Craving control using nicotine replacement therapy in a teaching hospital

T E Jones et al. Intern Med J. 2012 Mar.

Abstract

Background: A period of hospitalisation is perhaps the longest period of enforced 'temporary abstinence' smokers have to endure and hence many crave during their admission. Cravings may result in patients' smoking on hospital premises. Nicotine replacement may reduce cravings, decrease smoking on hospital grounds and increase interest in quitting post-discharge.

Aim: The aim of this study was to compare the efficacy of two nicotine formulations in controlling inpatient cravings and enthusiasm for quitting post-discharge.

Methods: Inpatients who were smokers were randomised to nicotine patch or inhaler on alternating days. Patients selected their preferred formulation, which was then used for the duration of the hospital stay. Craving control and formulation preference were assessed by visual analogue scales (VAS), and interest in quitting on a 3-point scale. Abstinence was confirmed by exhaled breath CO monitoring.

Results: Patches were preferred by 64% of the 367 subjects. Fewer patients went outside to smoke after either formulation (37% before, 5% after enrolment). Cravings were reduced by both nicotine formulations (mean VAS score fell from 7.5 to 1.7). Interest in quitting post-discharge increased. Estimated mean exposure to nicotine was 5 mg/day (inhaler), 15 mg/day (transdermal patch) compared with 30 mg/day (cigarettes) before hospitalisation.

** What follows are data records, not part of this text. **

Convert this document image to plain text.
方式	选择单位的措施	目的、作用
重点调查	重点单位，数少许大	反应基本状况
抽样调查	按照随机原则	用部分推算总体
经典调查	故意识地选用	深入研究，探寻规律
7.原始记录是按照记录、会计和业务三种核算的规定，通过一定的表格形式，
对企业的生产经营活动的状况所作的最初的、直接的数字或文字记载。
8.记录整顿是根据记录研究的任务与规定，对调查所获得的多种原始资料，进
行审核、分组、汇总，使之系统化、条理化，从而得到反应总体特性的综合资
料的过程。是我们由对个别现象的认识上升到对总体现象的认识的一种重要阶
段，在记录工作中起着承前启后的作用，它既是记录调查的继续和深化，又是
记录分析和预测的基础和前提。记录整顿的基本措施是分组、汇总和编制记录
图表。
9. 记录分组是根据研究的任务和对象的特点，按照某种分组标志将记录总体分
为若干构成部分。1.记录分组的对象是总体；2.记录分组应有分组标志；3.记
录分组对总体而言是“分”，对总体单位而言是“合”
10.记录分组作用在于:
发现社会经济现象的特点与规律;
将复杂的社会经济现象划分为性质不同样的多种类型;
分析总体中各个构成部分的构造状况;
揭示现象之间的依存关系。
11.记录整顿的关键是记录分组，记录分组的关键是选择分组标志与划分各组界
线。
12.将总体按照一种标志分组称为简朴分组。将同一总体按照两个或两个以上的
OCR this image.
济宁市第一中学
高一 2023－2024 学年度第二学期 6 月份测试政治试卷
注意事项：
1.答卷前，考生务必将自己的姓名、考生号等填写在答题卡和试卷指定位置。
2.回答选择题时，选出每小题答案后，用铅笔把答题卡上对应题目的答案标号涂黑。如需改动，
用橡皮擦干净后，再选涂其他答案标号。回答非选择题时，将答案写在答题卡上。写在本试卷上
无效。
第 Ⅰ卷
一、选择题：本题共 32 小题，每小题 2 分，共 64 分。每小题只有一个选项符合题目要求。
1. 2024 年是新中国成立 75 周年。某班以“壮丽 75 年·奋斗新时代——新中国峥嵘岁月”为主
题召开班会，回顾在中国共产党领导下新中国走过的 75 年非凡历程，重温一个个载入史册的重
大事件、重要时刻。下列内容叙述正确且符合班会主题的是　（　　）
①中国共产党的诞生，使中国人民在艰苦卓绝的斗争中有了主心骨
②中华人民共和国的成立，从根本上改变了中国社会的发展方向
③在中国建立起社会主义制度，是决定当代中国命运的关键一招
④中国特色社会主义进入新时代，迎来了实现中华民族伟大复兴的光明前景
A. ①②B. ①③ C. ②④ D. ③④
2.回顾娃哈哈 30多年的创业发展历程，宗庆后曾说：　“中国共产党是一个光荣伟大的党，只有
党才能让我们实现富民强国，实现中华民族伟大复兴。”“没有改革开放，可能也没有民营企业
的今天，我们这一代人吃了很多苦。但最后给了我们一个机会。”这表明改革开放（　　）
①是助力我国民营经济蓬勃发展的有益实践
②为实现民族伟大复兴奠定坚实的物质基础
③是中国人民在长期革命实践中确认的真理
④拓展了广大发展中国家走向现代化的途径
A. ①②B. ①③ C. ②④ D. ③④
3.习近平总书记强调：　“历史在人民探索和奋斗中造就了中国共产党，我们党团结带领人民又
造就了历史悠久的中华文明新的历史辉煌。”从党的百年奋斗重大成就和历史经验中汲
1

Conclusions: Many smokers crave and some smoke outside during a hospital admission. While the patch was the preferred formulation of nicotine replacement therapy, both were effective in reducing cravings, increasing motivation for quitting post-discharge and improving Hospital 'image' by reducing smoking on campus. Nicotine replacement therapy should be made available to inpatients in all hospitals and other places of enforced prolonged abstinence.